I didn't mention this in my big Burning Man write-up two years ago, but one of my favorite moments that year went like this:

It was one of the earlier nights, Wednesday maybe. I was on the Sol System dance floor, and the mushroom goddess was with me. I was wearing lots of fuzzy green stuff. I was dancing with VERY BIG MOVEMENTS. It was so fun. My arms and legs went all the way out to the other side of the world. This guy walked by taking pictures. For a few minutes I danced just for him and his camera, with those VERY BIG MOVEMENTS of my limbs. It felt like I was an alien from another planet, and he was taking pictures of me for some kind of nature magazine. Documenting a new green species. I would do almost anything to see those pictures.

.: posted by Vera   8/27/2006



Anxious

I'm leaving for Burning Man in a couple of hours. Yesterday morning Daniel and I picked up the cargo van I will be sleeping in. It's big and pristine white, and I think I love it.

My preparation was very minimal this year. I didn't start buying stuff until yesterday, but somehow I feel very well prepared. I definitely feel ready. I'm ready to ride my bike across the open playa, screaming or singing at the top of my lungs. I cannot wait to do that. I'm ready to prance around in boy shorts and Buffalo boots and shake my ass at anyone who will listen. I'm ready to wear the blue, star-shaped pasties I bought today. I'm ready to convene with the mushroom goddess. I'm ready to have smily conversations with random strangers. I'm ready to bare my skin and soul to whoever feels like a good fit. I'm ready to feel lonely and awkward and insecure among 35,000 people. I'm ready to feel all my feelings to the fullest. I'm ready to go there, wherever it decides to take me. And finally, I'm ready to return to the other, the "real" city and hang out with the very nice and very real boy I have been hanging out with.

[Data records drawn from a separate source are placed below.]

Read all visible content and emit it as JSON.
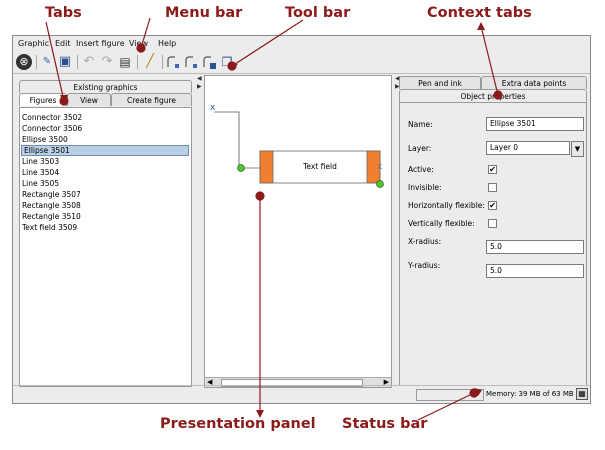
{
  "annotations": {
    "tabs": "Tabs",
    "menu_bar": "Menu bar",
    "tool_bar": "Tool bar",
    "context_tabs": "Context tabs",
    "presentation_panel": "Presentation panel",
    "status_bar": "Status bar"
  },
  "colors": {
    "annotation": "#8b1a1a",
    "selection": "#b8cfe5",
    "accent_orange": "#f08030",
    "handle_green": "#44cc22"
  },
  "menubar": {
    "items": [
      "Graphic",
      "Edit",
      "Insert figure",
      "View",
      "Help"
    ]
  },
  "toolbar": {
    "icons": [
      "new-icon",
      "open-icon",
      "save-icon",
      "undo-icon",
      "redo-icon",
      "list-icon",
      "draw-icon",
      "connector-icon-1",
      "connector-icon-2",
      "connector-icon-3",
      "copy-icon"
    ]
  },
  "left_panel": {
    "tab_top": "Existing graphics",
    "tabs": [
      "Figures",
      "View",
      "Create figure"
    ],
    "selected_tab": "Figures",
    "items": [
      "Connector 3502",
      "Connector 3506",
      "Ellipse 3500",
      "Ellipse 3501",
      "Line 3503",
      "Line 3504",
      "Line 3505",
      "Rectangle 3507",
      "Rectangle 3508",
      "Rectangle 3510",
      "Text field 3509"
    ],
    "selected_item": "Ellipse 3501"
  },
  "canvas": {
    "text_field_label": "Text field",
    "marker": "x"
  },
  "right_panel": {
    "tabs_back": [
      "Pen and ink",
      "Extra data points"
    ],
    "tab_front": "Object properties",
    "fields": {
      "name_label": "Name:",
      "name_value": "Ellipse 3501",
      "layer_label": "Layer:",
      "layer_value": "Layer 0",
      "active_label": "Active:",
      "active_checked": true,
      "invisible_label": "Invisible:",
      "invisible_checked": false,
      "hflex_label": "Horizontally flexible:",
      "hflex_checked": true,
      "vflex_label": "Vertically flexible:",
      "vflex_checked": false,
      "xradius_label": "X-radius:",
      "xradius_value": "5.0",
      "yradius_label": "Y-radius:",
      "yradius_value": "5.0"
    }
  },
  "statusbar": {
    "memory": "Memory: 39 MB of 63 MB"
  },
  "glyphs": {
    "check": "✔",
    "dropdown": "▼",
    "scroll_left": "◀",
    "scroll_right": "▶",
    "splitter_left": "◀",
    "splitter_right": "▶",
    "new": "⊗",
    "undo": "↶",
    "redo": "↷",
    "draw": "╱",
    "list": "▤",
    "save": "▣",
    "open": "✎",
    "copy": "❐",
    "trash": "▦"
  }
}
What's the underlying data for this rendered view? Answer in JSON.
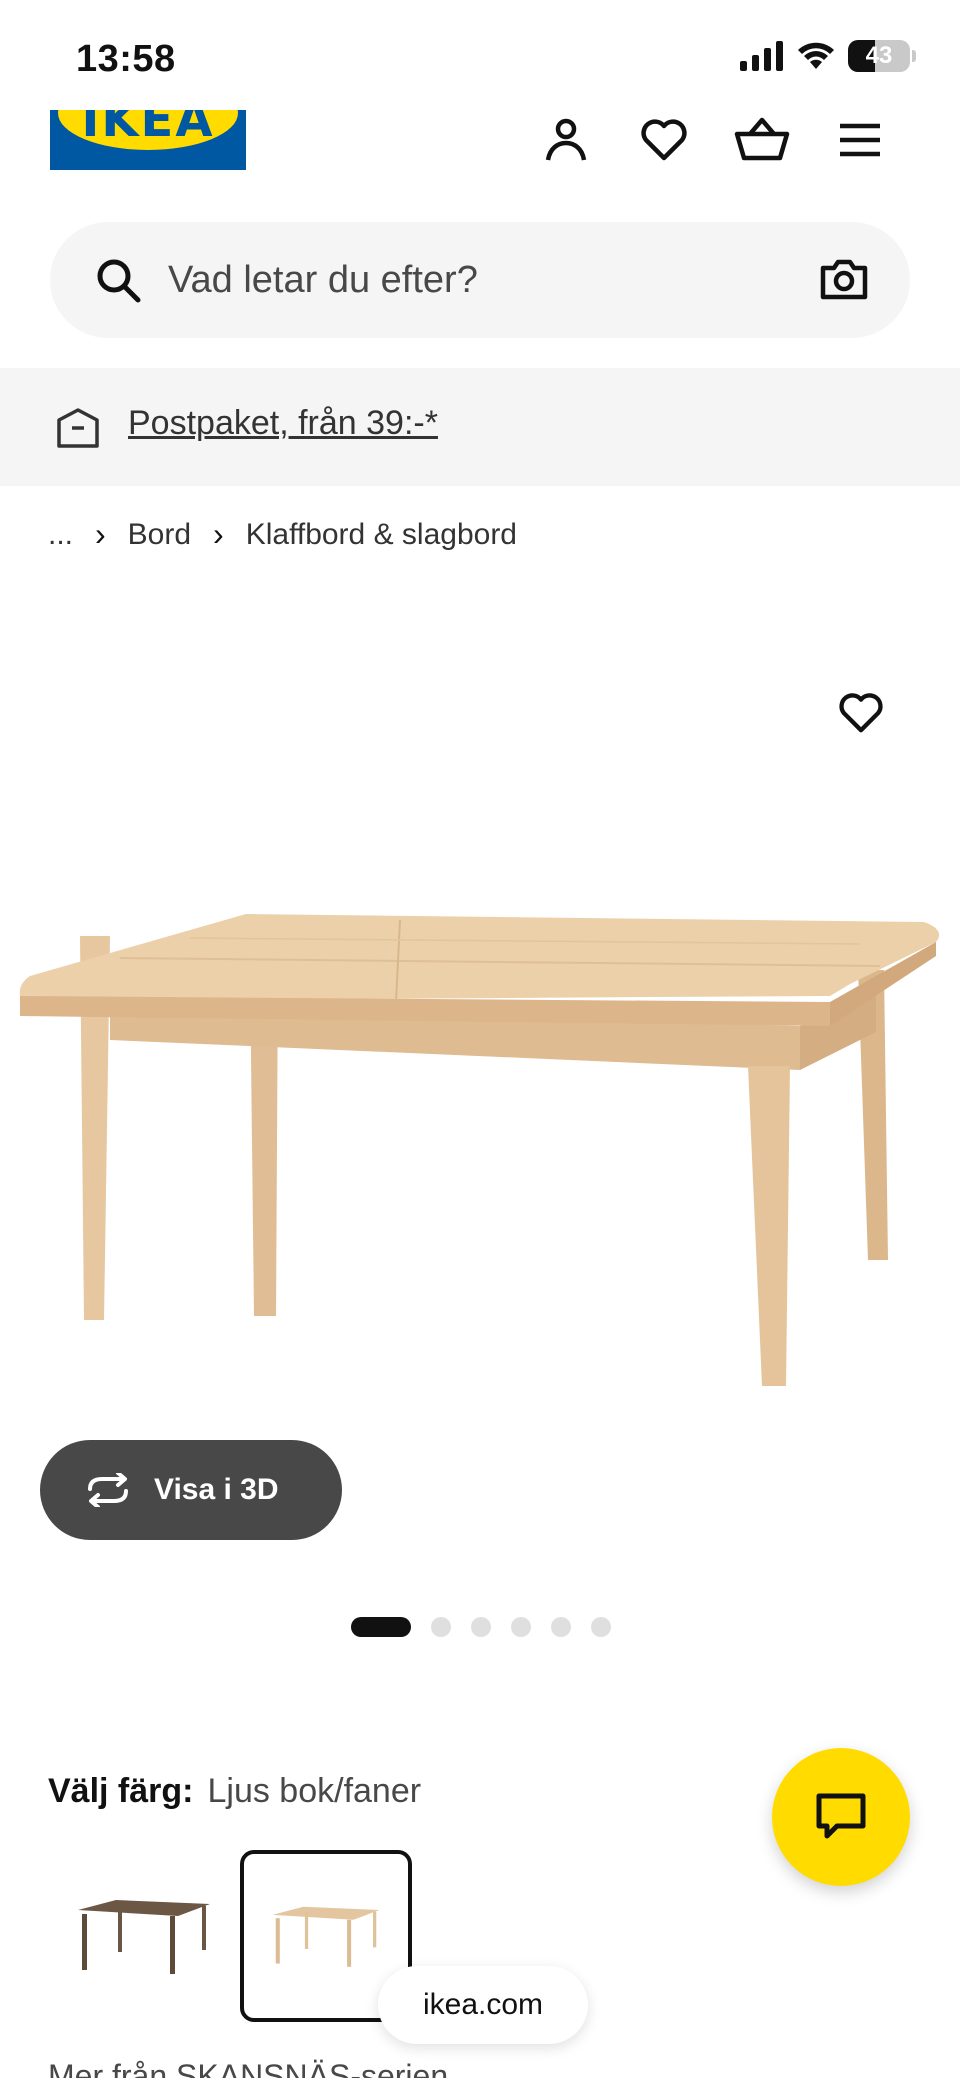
{
  "status_bar": {
    "time": "13:58",
    "battery": "43",
    "battery_level": 0.43
  },
  "header": {
    "logo_text": "IKEA",
    "icons": [
      "profile-icon",
      "heart-icon",
      "cart-icon",
      "menu-icon"
    ]
  },
  "search": {
    "placeholder": "Vad letar du efter?"
  },
  "banner": {
    "link_text": "Postpaket, från 39:-*"
  },
  "breadcrumb": {
    "ellipsis": "...",
    "items": [
      "Bord",
      "Klaffbord & slagbord"
    ]
  },
  "product": {
    "view_3d_label": "Visa i 3D",
    "image_count": 6,
    "active_image": 1
  },
  "color_picker": {
    "label": "Välj färg:",
    "selected_value": "Ljus bok/faner",
    "swatches": [
      {
        "name": "dark",
        "color": "#6b5744",
        "selected": false
      },
      {
        "name": "light",
        "color": "#e3c6a0",
        "selected": true
      }
    ]
  },
  "footer": {
    "url": "ikea.com",
    "series_text": "Mer från SKANSNÄS-serien"
  },
  "colors": {
    "brand_blue": "#0058a3",
    "brand_yellow": "#ffdb00",
    "wood": "#e9cba4"
  }
}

I haven't made much effort to figure out where all my favorite people are going to be camping. I know that I'm going to run into whoever I'm supposed to run into. I'm leaving it all up to the Universe.

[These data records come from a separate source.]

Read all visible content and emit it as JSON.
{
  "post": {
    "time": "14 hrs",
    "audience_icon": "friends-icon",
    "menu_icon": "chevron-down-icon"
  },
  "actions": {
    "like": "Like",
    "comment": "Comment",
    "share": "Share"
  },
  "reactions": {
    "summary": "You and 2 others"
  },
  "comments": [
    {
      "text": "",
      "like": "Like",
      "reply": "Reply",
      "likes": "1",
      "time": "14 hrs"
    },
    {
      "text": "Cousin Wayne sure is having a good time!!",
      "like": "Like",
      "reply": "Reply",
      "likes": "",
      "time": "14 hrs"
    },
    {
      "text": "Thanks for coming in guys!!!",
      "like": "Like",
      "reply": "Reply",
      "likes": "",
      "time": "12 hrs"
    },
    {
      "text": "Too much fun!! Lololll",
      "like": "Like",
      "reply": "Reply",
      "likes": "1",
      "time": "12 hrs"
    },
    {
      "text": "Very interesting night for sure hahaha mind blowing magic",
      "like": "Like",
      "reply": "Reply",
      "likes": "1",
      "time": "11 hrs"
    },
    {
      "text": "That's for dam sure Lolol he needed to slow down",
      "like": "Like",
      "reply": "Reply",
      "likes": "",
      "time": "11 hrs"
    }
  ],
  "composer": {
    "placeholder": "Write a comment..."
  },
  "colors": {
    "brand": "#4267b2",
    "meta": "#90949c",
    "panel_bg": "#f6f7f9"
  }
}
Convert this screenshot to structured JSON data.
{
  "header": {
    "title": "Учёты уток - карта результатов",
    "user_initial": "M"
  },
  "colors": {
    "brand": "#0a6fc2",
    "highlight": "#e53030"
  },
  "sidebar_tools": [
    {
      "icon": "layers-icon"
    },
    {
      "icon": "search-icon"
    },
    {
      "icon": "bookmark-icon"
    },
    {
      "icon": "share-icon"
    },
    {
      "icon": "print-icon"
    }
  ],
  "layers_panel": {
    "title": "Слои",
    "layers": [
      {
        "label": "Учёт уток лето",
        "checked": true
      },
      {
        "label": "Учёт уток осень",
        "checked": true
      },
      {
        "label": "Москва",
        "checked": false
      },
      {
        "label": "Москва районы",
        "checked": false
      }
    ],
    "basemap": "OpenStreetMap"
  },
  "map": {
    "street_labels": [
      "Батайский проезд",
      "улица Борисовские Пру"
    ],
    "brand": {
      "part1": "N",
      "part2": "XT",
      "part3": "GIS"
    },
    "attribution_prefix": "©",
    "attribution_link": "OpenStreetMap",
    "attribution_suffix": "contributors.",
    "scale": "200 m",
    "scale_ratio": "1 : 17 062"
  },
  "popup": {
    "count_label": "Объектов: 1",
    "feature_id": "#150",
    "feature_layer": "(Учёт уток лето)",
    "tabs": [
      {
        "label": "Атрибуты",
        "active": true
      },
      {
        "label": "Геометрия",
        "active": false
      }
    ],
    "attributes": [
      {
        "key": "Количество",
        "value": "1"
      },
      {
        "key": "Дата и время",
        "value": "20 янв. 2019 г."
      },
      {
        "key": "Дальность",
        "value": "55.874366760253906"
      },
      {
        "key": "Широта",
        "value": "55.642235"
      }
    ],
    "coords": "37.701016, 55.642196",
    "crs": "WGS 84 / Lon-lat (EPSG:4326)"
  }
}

Oh, and in case you missed them:
Burning Man 2004 pictures from my camera | from other people's cameras.

.: posted by Vera   8/27/2006



I was eating a slice of pizza on the street in North Beach today

And this black guy walked by, looked at me and looked at my pizza and said "What kind of pizza is that? Vegetarian?" I said "Yep, it's veggie." He kept walking but then he turned back around and said "You're skinny enough; you don't need to eat that." I said "I'm not trying to lose weight." He kept walking, and I started laughing.

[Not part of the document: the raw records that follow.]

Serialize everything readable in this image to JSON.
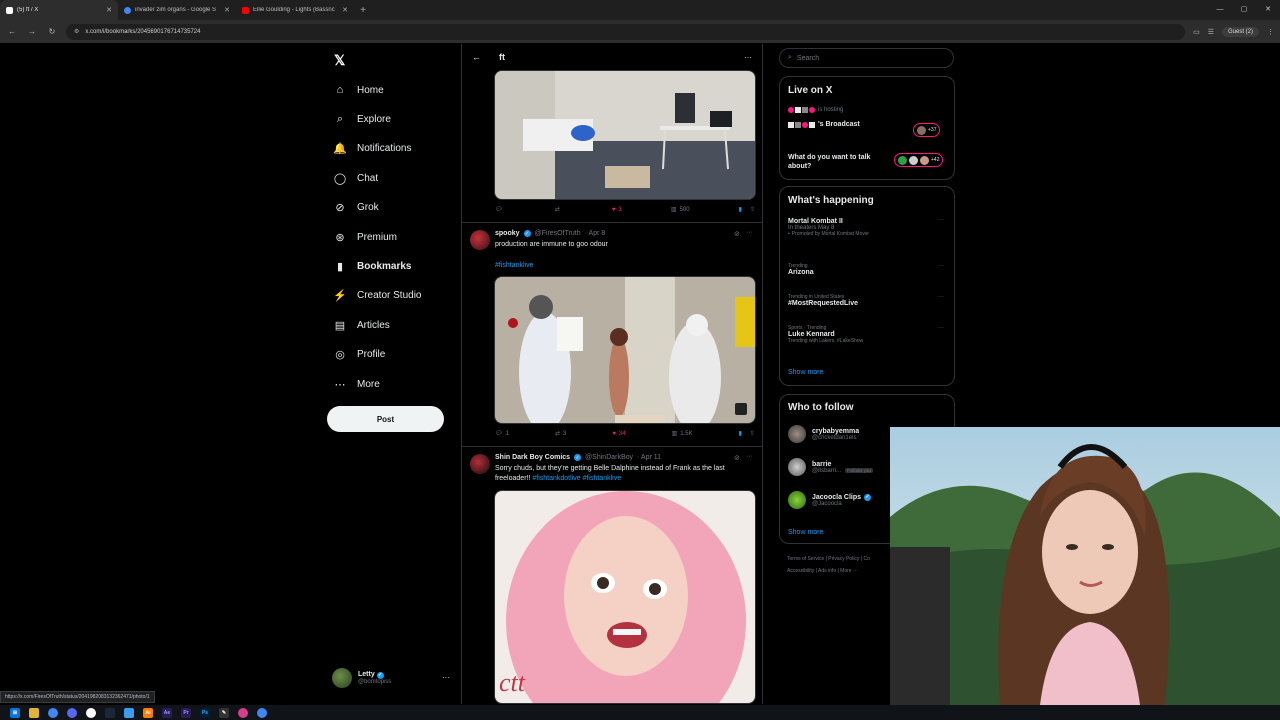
{
  "browser": {
    "tabs": [
      {
        "title": "(5) ft / X",
        "icon": "x-icon",
        "color": "#ffffff"
      },
      {
        "title": "invader zim organs - Google S",
        "icon": "google-icon",
        "color": "#4285f4"
      },
      {
        "title": "Ellie Goulding - Lights (Bassnc",
        "icon": "youtube-icon",
        "color": "#ff0000"
      }
    ],
    "url": "x.com/i/bookmarks/2045690176714735724",
    "profile": "Guest (2)",
    "status_url": "https://x.com/FiresOfTruth/status/2041982083132362471/photo/1"
  },
  "nav": {
    "items": [
      {
        "label": "Home",
        "icon": "home-icon",
        "glyph": "⌂"
      },
      {
        "label": "Explore",
        "icon": "search-icon",
        "glyph": "⌕"
      },
      {
        "label": "Notifications",
        "icon": "bell-icon",
        "glyph": "🔔"
      },
      {
        "label": "Chat",
        "icon": "chat-icon",
        "glyph": "◯"
      },
      {
        "label": "Grok",
        "icon": "grok-icon",
        "glyph": "⊘"
      },
      {
        "label": "Premium",
        "icon": "premium-icon",
        "glyph": "⊛"
      },
      {
        "label": "Bookmarks",
        "icon": "bookmark-icon",
        "glyph": "▮"
      },
      {
        "label": "Creator Studio",
        "icon": "creator-icon",
        "glyph": "⚡"
      },
      {
        "label": "Articles",
        "icon": "articles-icon",
        "glyph": "▤"
      },
      {
        "label": "Profile",
        "icon": "profile-icon",
        "glyph": "◎"
      },
      {
        "label": "More",
        "icon": "more-icon",
        "glyph": "⋯"
      }
    ],
    "post_label": "Post",
    "user": {
      "name": "Letty",
      "handle": "@bomtopiss"
    }
  },
  "main": {
    "title": "ft",
    "tweet0": {
      "replies": "",
      "reposts": "",
      "likes": "3",
      "views": "500"
    },
    "tweet1": {
      "name": "spooky",
      "handle": "@FiresOfTruth",
      "date": "· Apr 8",
      "text": "production are immune to goo odour",
      "hashtag": "#fishtanklive",
      "replies": "1",
      "reposts": "3",
      "likes": "34",
      "views": "1.5K"
    },
    "tweet2": {
      "name": "Shin Dark Boy Comics",
      "handle": "@ShinDarkBoy",
      "date": "· Apr 11",
      "text": "Sorry chuds, but they're getting Belle Dalphine instead of Frank as the last freeloader!!",
      "hashtags": "#fishtankdotlive #fishtanklive"
    }
  },
  "right": {
    "search_placeholder": "Search",
    "live": {
      "title": "Live on X",
      "hosting": "is hosting",
      "broadcast": "'s Broadcast",
      "count1": "+37",
      "question": "What do you want to talk about?",
      "count2": "+42"
    },
    "happening": {
      "title": "What's happening",
      "items": [
        {
          "context": "",
          "title": "Mortal Kombat II",
          "sub": "In theaters May 8",
          "promo": "Promoted by Mortal Kombat Movie"
        },
        {
          "context": "Trending",
          "title": "Arizona",
          "sub": "",
          "promo": ""
        },
        {
          "context": "Trending in United States",
          "title": "#MostRequestedLive",
          "sub": "",
          "promo": ""
        },
        {
          "context": "Sports · Trending",
          "title": "Luke Kennard",
          "sub": "Trending with Lakers, #LakeShow",
          "promo": ""
        }
      ],
      "show_more": "Show more"
    },
    "follow": {
      "title": "Who to follow",
      "items": [
        {
          "name": "crybabyemma",
          "handle": "@cricketdan1els",
          "tag": ""
        },
        {
          "name": "barrie",
          "handle": "@itsbarri...",
          "tag": "Follows you"
        },
        {
          "name": "Jacoocla Clips",
          "handle": "@Jacoocla",
          "tag": ""
        }
      ],
      "show_more": "Show more"
    },
    "footer": {
      "line1": "Terms of Service  |  Privacy Policy  |  Co",
      "line2": "Accessibility  |  Ads info  |  More ···"
    }
  },
  "colors": {
    "accent": "#1d9bf0",
    "like": "#f91880",
    "bg": "#000000",
    "border": "#2f3336"
  }
}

.: posted by Vera   8/22/2006



Sergio

When I was an exchange student in Pasadena, California in 1993 I sometimes went to the swimming pool at the Rose Bowl. The Rose Bowl was only a couple of blocks from my host family's house. The first time I went, there was this life guard there. He was cute and very tan, although later I would find out that he wasn't actually tan but Mexican. He smiled at me and said hi. I smiled back and said hi. I thought he was very cute.

The next time I was at the swimming pool again, he came over and said hi again. We talked for a little bit. I found out that he was 22. I thought "Wow, that's kind of old." I was 17. I also found out that his name was Sergio. I had him spell that for me because I didn't know that name yet. I was new to the country. I had only been there for a few weeks.

He called me sometime and we decided to hang out on a Saturday. He was supposed to pick me up at 1. The week leading up to that Saturday, I was very excited. I kept thinking "Sergio, Sergio, Sergio" and imagining all the things we might do together. Thinking about him made me tingle.

One o'clock on Saturday came and went but he didn't show up. Around 1:30 I called him. When he answered, I hung up. Around 1:45 I called him again. This time he answered with "Hello? Vera?" I reluctantly said "Yes." He said "What's up?" I said "You were supposed to pick me up today." He said that he knew that but that his back was hurting or something. I said "So what's your problem?" He said "I don't have a problem, Vera." We didn't hang out that day. But a couple of months later, I ran into him at the pool again. He had turned 23 by now. He was even older. I was still 17. He confessed that the reason he had flaked on our date that day was that he was worried about our age difference. I said that I wasn't worried. We decided to hang out that Saturday. This time he actually showed up. The younger one of my host mothers--she was 30--had been singing the Sergio song all day. She had seen him at the pool as well, and she agreed that he was hot. She was excited for me.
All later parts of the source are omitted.